7. The double-stranded nucleic acid according to claim 1, wherein the target mRNA corresponds to a portion of the mutant huntingtin allele.
8. The double-stranded nucleic acid according to claim 1, wherein the double-stranded nucleic acid is a double-stranded small interfering RNA (siRNA) molecule.

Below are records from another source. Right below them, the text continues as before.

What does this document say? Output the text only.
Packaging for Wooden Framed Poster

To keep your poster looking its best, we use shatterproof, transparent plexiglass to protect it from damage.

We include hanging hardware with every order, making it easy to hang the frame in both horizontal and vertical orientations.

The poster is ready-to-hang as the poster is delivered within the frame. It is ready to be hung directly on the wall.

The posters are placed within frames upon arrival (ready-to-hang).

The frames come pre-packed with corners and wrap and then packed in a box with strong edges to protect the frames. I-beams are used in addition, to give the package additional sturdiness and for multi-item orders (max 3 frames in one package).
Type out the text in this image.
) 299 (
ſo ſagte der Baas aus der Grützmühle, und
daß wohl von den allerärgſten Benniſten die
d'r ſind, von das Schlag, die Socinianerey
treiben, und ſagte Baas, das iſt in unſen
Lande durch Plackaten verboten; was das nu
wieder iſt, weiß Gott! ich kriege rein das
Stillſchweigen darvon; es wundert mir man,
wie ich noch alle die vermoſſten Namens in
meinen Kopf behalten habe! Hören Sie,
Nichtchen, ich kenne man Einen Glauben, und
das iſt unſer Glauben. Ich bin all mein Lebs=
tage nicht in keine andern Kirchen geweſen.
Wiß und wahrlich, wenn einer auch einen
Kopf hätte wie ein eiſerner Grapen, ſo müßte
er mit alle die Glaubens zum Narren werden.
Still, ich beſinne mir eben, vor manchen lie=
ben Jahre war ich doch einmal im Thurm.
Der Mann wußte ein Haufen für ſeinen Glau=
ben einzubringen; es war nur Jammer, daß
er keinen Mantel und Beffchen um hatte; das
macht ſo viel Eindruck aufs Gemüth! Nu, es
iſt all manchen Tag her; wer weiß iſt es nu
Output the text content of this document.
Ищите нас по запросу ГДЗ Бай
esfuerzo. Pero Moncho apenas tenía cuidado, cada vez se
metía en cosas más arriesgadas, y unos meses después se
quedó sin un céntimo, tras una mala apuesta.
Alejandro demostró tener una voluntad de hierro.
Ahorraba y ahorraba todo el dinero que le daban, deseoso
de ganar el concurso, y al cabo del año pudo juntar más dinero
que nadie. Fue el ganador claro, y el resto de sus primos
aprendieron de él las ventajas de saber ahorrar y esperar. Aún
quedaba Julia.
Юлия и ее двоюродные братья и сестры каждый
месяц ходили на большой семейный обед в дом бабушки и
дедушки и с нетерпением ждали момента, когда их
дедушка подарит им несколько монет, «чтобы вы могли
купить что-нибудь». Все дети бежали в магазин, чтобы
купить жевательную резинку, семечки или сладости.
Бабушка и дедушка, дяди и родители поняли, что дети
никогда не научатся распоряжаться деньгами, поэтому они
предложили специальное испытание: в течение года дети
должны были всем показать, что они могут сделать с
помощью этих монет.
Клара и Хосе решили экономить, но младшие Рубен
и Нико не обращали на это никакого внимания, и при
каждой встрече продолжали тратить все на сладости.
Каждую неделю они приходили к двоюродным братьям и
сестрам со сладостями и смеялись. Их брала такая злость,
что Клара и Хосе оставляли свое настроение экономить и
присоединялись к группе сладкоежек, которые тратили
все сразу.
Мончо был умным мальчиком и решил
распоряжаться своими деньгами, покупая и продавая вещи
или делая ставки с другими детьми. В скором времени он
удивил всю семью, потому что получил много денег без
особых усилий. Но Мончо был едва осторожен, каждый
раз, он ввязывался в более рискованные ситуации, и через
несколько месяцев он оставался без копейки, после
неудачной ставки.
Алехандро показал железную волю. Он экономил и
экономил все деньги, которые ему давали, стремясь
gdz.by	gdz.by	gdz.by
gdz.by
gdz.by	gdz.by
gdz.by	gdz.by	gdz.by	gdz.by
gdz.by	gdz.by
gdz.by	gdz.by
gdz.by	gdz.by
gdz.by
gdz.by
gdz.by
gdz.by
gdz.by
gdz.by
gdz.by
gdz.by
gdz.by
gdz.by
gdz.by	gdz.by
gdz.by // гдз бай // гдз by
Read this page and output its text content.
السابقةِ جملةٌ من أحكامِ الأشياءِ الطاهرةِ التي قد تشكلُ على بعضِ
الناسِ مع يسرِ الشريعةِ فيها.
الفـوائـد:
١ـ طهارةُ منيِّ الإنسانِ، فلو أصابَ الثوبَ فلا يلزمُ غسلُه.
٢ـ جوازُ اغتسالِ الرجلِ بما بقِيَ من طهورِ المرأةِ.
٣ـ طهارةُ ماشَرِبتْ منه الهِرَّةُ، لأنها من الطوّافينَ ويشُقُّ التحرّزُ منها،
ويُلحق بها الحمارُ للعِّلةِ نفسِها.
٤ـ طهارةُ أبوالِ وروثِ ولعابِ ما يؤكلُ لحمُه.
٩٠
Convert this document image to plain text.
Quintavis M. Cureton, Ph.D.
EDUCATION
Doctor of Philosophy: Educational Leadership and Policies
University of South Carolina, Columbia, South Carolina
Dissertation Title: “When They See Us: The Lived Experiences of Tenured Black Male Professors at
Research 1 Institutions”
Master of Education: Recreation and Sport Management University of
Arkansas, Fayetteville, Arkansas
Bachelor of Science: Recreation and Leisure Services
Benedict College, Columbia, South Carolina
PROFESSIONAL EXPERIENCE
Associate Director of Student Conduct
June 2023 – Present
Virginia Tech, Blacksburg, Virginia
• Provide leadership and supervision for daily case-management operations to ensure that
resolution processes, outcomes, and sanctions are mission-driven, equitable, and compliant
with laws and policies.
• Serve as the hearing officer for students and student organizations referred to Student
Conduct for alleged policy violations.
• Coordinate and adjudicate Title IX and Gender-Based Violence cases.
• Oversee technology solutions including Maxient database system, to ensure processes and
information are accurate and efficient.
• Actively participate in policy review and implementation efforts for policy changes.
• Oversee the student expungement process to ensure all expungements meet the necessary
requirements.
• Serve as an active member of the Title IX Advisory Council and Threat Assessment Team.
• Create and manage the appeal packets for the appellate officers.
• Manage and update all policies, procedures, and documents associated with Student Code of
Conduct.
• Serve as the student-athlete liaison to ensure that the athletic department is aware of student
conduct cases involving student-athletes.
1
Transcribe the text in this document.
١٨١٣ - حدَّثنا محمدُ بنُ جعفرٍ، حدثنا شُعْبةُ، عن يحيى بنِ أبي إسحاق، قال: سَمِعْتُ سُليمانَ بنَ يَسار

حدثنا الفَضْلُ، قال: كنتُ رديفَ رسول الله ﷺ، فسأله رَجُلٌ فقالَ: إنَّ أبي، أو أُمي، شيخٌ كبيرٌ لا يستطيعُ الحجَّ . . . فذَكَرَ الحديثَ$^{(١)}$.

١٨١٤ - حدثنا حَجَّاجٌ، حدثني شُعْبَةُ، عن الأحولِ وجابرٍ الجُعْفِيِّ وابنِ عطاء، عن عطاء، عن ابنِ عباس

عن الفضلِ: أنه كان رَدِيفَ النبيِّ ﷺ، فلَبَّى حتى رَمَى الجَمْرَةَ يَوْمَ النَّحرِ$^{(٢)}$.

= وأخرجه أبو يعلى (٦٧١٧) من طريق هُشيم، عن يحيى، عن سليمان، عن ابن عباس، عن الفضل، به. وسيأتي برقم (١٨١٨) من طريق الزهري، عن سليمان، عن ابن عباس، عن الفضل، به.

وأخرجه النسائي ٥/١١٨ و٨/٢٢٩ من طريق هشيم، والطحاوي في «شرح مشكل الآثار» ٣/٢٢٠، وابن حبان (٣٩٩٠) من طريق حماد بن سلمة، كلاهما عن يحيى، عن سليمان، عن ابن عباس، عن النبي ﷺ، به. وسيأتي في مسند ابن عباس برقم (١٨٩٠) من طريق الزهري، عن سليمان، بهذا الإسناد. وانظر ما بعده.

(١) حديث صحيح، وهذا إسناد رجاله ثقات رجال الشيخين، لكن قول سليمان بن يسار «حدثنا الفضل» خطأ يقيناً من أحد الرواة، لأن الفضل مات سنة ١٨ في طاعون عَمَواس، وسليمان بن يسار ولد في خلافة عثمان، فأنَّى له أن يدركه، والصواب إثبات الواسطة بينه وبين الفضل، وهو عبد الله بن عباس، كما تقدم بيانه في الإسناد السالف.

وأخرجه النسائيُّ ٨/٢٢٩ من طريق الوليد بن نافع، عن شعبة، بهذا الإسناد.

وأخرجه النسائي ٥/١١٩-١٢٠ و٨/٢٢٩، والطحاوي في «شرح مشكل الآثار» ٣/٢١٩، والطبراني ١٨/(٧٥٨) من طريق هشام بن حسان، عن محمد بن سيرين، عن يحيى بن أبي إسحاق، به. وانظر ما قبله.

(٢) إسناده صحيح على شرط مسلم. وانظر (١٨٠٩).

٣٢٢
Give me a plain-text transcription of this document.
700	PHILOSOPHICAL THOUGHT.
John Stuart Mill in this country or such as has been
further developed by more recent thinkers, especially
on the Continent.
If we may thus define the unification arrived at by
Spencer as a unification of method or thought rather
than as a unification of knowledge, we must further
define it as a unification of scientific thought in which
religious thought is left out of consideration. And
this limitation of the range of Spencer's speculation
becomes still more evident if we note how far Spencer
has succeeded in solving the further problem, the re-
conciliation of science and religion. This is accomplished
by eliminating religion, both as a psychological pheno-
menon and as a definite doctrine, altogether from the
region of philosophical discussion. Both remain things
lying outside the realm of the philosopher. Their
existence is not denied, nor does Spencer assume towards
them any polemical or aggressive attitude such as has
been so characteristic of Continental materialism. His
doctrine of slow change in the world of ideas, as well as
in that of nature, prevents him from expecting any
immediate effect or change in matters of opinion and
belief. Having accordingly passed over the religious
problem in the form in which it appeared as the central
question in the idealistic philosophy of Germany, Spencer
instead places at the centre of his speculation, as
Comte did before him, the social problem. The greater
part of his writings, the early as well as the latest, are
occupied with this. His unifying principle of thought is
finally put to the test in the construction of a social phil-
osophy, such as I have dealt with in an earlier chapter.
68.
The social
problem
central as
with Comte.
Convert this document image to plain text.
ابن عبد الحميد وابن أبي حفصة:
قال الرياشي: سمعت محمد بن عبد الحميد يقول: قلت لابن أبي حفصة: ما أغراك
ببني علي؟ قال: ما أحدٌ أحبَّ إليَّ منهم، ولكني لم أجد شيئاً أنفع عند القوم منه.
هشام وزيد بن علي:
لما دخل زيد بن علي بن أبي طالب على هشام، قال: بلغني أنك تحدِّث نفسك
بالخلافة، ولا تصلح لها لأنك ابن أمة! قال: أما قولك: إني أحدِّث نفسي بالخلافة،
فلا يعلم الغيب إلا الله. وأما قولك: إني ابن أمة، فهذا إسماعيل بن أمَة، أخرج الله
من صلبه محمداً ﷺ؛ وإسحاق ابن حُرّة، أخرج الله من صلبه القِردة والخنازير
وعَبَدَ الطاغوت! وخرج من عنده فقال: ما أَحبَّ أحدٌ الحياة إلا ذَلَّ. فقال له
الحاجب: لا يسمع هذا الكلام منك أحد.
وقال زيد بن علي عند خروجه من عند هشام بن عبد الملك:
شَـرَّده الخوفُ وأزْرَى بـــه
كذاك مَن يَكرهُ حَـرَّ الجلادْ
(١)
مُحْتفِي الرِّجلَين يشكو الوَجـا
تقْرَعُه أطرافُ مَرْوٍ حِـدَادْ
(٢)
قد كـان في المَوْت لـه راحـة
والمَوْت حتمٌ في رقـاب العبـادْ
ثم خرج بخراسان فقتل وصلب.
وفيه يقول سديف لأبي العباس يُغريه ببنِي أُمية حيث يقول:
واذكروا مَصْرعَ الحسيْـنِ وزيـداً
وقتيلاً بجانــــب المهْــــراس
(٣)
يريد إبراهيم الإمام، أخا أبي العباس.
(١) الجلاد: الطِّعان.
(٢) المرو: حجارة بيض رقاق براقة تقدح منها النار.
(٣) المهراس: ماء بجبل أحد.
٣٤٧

9. A double-stranded siRNA molecule comprising an 11-16 base pair double-stranded region, a 5-8 base fully phosphorothioated single-stranded tail, an antisense strand, and a sense strand, wherein the antisense strand comprises an oligonucleotide having a 5' end, a 3' end, and complementarity to a target mRNA molecule, the length of the antisense strand being 16-30 nucleotides, and the length of the sense strand being 15, 16, 17, 18, 19, 20, or 21 nucleotides: (1) The sense chain is complementary to the antisense chain; (2) The nucleotides at the 2 and 14 positions from the 5' end of the oligonucleotide are 2'-fluororibonucleotides; (3) The nucleotides are linked to each other by phosphodiester bonds or phosphorothioate bonds; (4) The nucleotides at positions 1-6 from the 3' end of the oligonucleotide or at positions 1-7 from the 3' end of the oligonucleotide are linked to each other by phosphorothioate bonds; (5) The oligonucleotide comprises a 6-17 phosphorothioate bond; and (6) The oligonucleotide has a chemical structure represented by formula (Ia) in the 5' to 3' direction: X(-K-B-K-A) j (-S-B-S-A) r -OR (Ia) Here, X is 【Chemistry 4】 And; A is independently a 2'-methoxyribonucleotide; Each of B is independently a 2'-fluororibonucleotide; Each K is independently either a phosphodiester bond or a phosphorothioate bond; Each S is a phosphorothioate bond; R is a capping group; j is an integer selected from 4, 5, 6, or 7; and r is an integer selected from 2 and 3. Double-stranded siRNA molecule.
10. X 【Transformation 5】 The double-stranded siRNA molecule according to claim 9, wherein j is 7 and r is 3.
11. The double-stranded siRNA molecule according to claim 9, wherein the antisense strand has a length of 19, 20, 21, 22, or 23 nucleotides.
12. The double-stranded siRNA molecule according to claim 9, wherein the sense strand has a length of 16, 17, 18, 19, 20, or 21 nucleotides.